Posted on May 26, 2011 at 5:59 PM

Updated Friday, May 27 at 9:50 AM

SEATTLE -- It's higher education with no walls, no lecture halls, and professors you may never actually meet.

But some students will tell you the online-only Western Governors University is every bit as challenging as your brick-and-mortar campuses.

"You work just as hard, if not harder because you're on your own," said Dan Sweetwood, 55, of Sammamish, majoring in IT Management, "I'm not, you know, looking for someone who is going to rubber stamp something and here's your diploma. I knew I wanted to work for it."

The university launched a Washington branch Wednesday with a new chancellor who, given the unique teaching model, isn't sure where her office is going to be just yet.

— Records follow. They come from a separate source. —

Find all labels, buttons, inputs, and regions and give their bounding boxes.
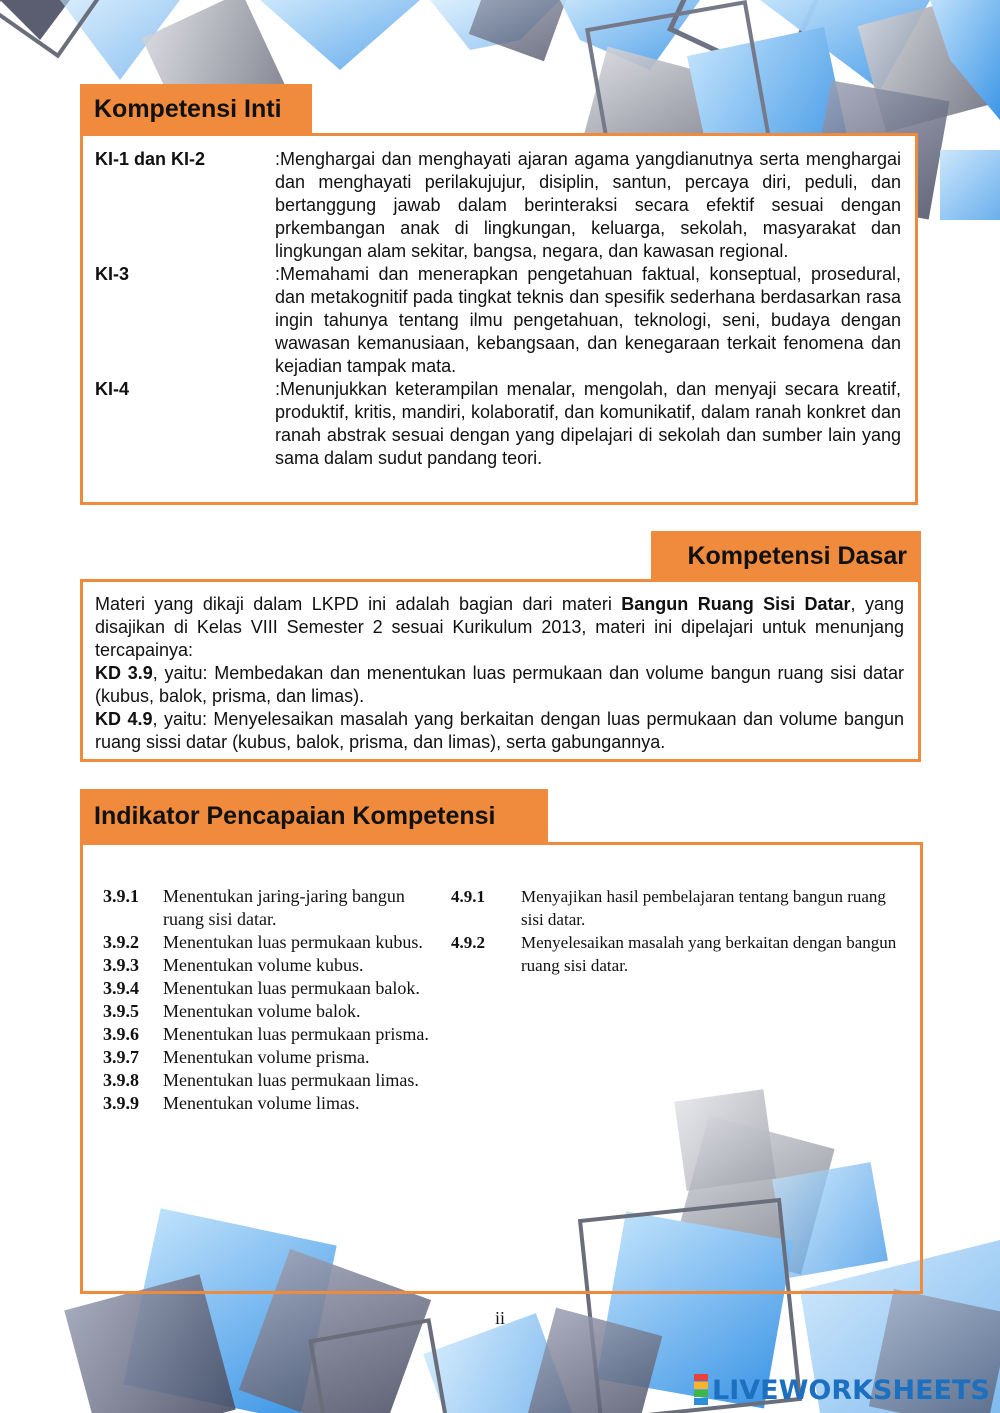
indikator-number: 4.9.2 <box>451 933 485 952</box>
indikator-number: 3.9.9 <box>103 1093 139 1113</box>
indikator-text: Menyelesaikan masalah yang berkaitan dengan bangun ruang sisi datar. <box>521 933 897 975</box>
indikator-text: Menyajikan hasil pembelajaran tentang bangun ruang sisi datar. <box>521 887 886 929</box>
indikator-number: 3.9.5 <box>103 1001 139 1021</box>
ki-row <box>95 263 901 378</box>
indikator-item <box>451 931 901 977</box>
indikator-text: Menentukan volume kubus. <box>163 955 364 975</box>
indikator-number: 3.9.1 <box>103 886 139 906</box>
kd-code: KD 3.9 <box>95 663 153 683</box>
kd-text: , yaitu: Membedakan dan menentukan luas permukaan dan volume bangun ruang sisi datar (kubus, balok, prisma, dan limas). <box>95 663 904 706</box>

"I totally believe that online delivery in this fashion is the new frontier," said Jean Floten, who is stepping down as president of Bellevue College to take the position.

No state funds are being used towards the school, but according to an agreement WGU signed with the state Wednesday, students with associate's degrees from a Washington community college can use it as credit towards a bachelor's degree.

Unlike the University of Phoenix and other online learning institutions, WGU is a non-profit school self-sustained through tuition. Its four colleges offer bachelor's and master's programs in teaching, business, information technology and health.

"It really appeals to people who are fitting education into a corner of their lives." Floten said.

Sweetwood, for example, said he has children and grandchildren, does contract work for Microsoft, and never found the need to wrap up a bachelor's degree until now.

"I'm at the point where there's a glass ceiling," he said, "so I need to break that by getting my degree."

Rather than earning degrees based on credit hours, students are required to demonstrate competency in a given subject matter through papers, exams and other assignments.

Currently, 984 Washingtonians are enrolled at WGU. A six-month semester costs about $3,000.  University officials refer to it, however, as an "all-you-can-eat" semester, where you take as many credits as you can fit.  If you already know a subject, you can pass a pre-assessment and move on.

"I knew that I.T. stuff I could bang out," said Sweetwood. "That's not available in traditional online courses."

The coursework is nationally and regionally accredited, and instructors are not professors in the traditional sense -- rather, some faculty develop the course load and exams while others function as one-on-one mentors who check in with students from week to week. One university official called it "guide at your side" instead of "sage on the stage."

Also, online chat replaces chalkboards and office hours.

Floten said part of the reason she is taking the post is because it gives her an opportunity to increase the number of degrees issued in the state.

"95 percent of the employers said these were very good employees," Floten said of the students, "They were as good as, if not better than, employees [who graduated from] other institutions."

WGU degrees are granted under the accreditation of Western Governors University, which is regionally accredited through the Northwest Commission on Colleges and Universities and nationally accredited through the Distance Education and Training Commission, according to school officials. The teachers college is accredited by the National Council for Accreditation of Teacher Education and nursing programs are accredited by the Commission on Collegiate Nursing Education.